E O RIBEIRÃO PACIÊNCIA? – “O ribeirão Paciência nasce dentro de terras pará-minenses, percorre todo o município dividindo-o ao meio e temos as duas margens com as mesmas potencialidades. Ou seja, mata ciliar dos 2 lados, plantando áreas verdes, preservando os córregos que levam água ao ribeirão. Esses córregos já foram 36, há 25 anos, mas, volto a frisar, eles não foram mapeados e preservados. Com isso, foram secando, através do tempo, da invasão urbana, dos loteamentos irregulares, do aterramento e da cobertura por asfalto e cimento. Enfim, esses córregos foram se necrosando, o que fez com que a água do Paciência ficasse cada vez menos volumosa. Há 60 anos, esse ribeirão tinha uma largura impressionante, um volume d’água absurdo e hoje não tem mais do que 9M de largura e, no máximo, 60CM de altura da água. Isso significa que todos os afluentes, das duas margens, diminuíram, e muito, suas águas”.
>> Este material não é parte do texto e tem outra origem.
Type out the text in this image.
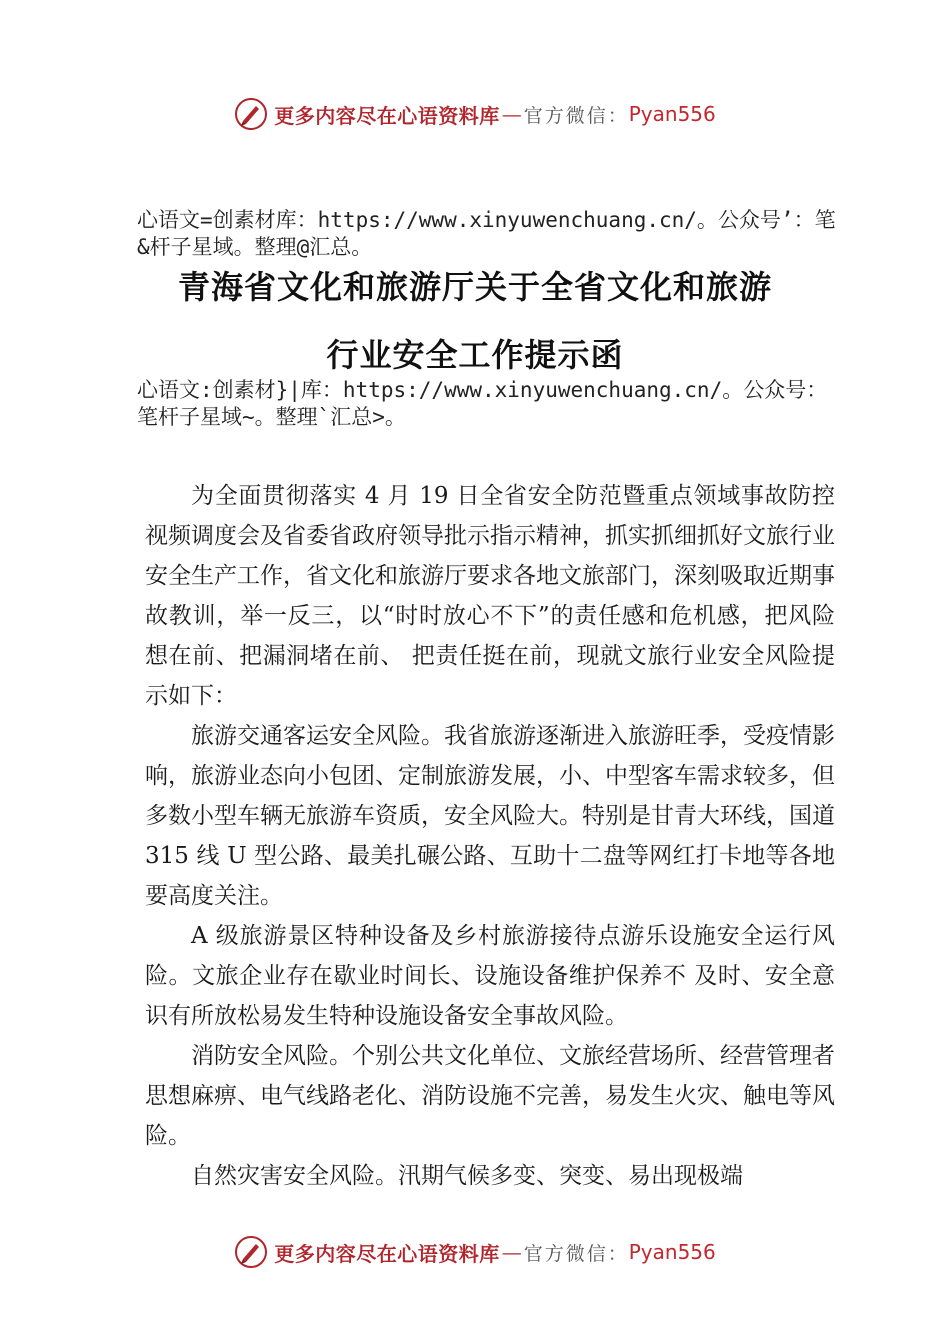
更多内容尽在心语资料库 — 官方微信： Pyan556
心语文=创素材库：https://www.xinyuwenchuang.cn/。公众号’：笔&杆子星域。整理@汇总。
青海省文化和旅游厅关于全省文化和旅游
行业安全工作提示函
心语文:创素材}|库：https://www.xinyuwenchuang.cn/。公众号：笔杆子星域~。整理`汇总>。

为全面贯彻落实 4 月 19 日全省安全防范暨重点领域事故防控视频调度会及省委省政府领导批示指示精神，抓实抓细抓好文旅行业安全生产工作，省文化和旅游厅要求各地文旅部门，深刻吸取近期事故教训，举一反三，以“时时放心不下”的责任感和危机感，把风险想在前、把漏洞堵在前、 把责任挺在前，现就文旅行业安全风险提示如下：

旅游交通客运安全风险。我省旅游逐渐进入旅游旺季，受疫情影响，旅游业态向小包团、定制旅游发展，小、中型客车需求较多，但多数小型车辆无旅游车资质，安全风险大。特别是甘青大环线，国道 315 线 U 型公路、最美扎碾公路、互助十二盘等网红打卡地等各地要高度关注。

A 级旅游景区特种设备及乡村旅游接待点游乐设施安全运行风险。文旅企业存在歇业时间长、设施设备维护保养不 及时、安全意识有所放松易发生特种设施设备安全事故风险。

消防安全风险。个别公共文化单位、文旅经营场所、经营管理者思想麻痹、电气线路老化、消防设施不完善，易发生火灾、触电等风险。

自然灾害安全风险。汛期气候多变、突变、易出现极端

更多内容尽在心语资料库 — 官方微信： Pyan556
DÁ PARA REVERTER? - “Sim, pois ainda não construímos e a especulação imobiliária ainda não chegou no topo das 12 serras que cercam a parte urbana. E é dessas 12 serras que nascem a grande maioria dos cursos d’água e que vão chegar na área urbana, no ribeirão Paciência. Nesse percurso, temos muitos nascedouros, pequenas nascentes que precisam ser mapeadas e potencializados para que na época das secas tenhamos onde recorrer água, sem o susto e a pressa de agora e, principalmente, sem ser de uma forma tão mal organizada e indisciplinada. Tem de ser feito, bairro a bairro, porque a hidrografia de Pará de Minas permite isso. Vou dar um exemplo: o bairro Castelo Branco é potencialmente forte, hidrologicamente falando, uma vez que em sua parte alta nascem 2 córregos que abastecem o Paciência, o córrego do Mimoso e o córrego do Garcia. Se preservados, fazendo ali um pequeno ponto de captação, eles produziriam água suficiente para abastecer o Castelo Branco e seu vizinho São Cristóvão. Essa captação descentralizada é o perfil hidrográfico de Pará de Minas que, além de ajudar nos períodos de seca, evitaria a especulação imobiliária. Então, vamos potencializar áreas verdes e vivas e iremos garantir os nascedouros das águas. O resto fica por conta da natureza. Pará de Minas está cometendo o mesmo erro de 30 anos atrás, quando a Copasa julgou que as águas do córrego do Arroz, onde era feita a captação para 40 mil habitantes, não seriam suficientes para o futuro e deixou que o córrego praticamente morresse. Hoje, a ideia da prefeitura e da Copasa é a mesma, buscar água no rio Paraopeba, esquecendo-se de nossos próprios córregos e nascentes”.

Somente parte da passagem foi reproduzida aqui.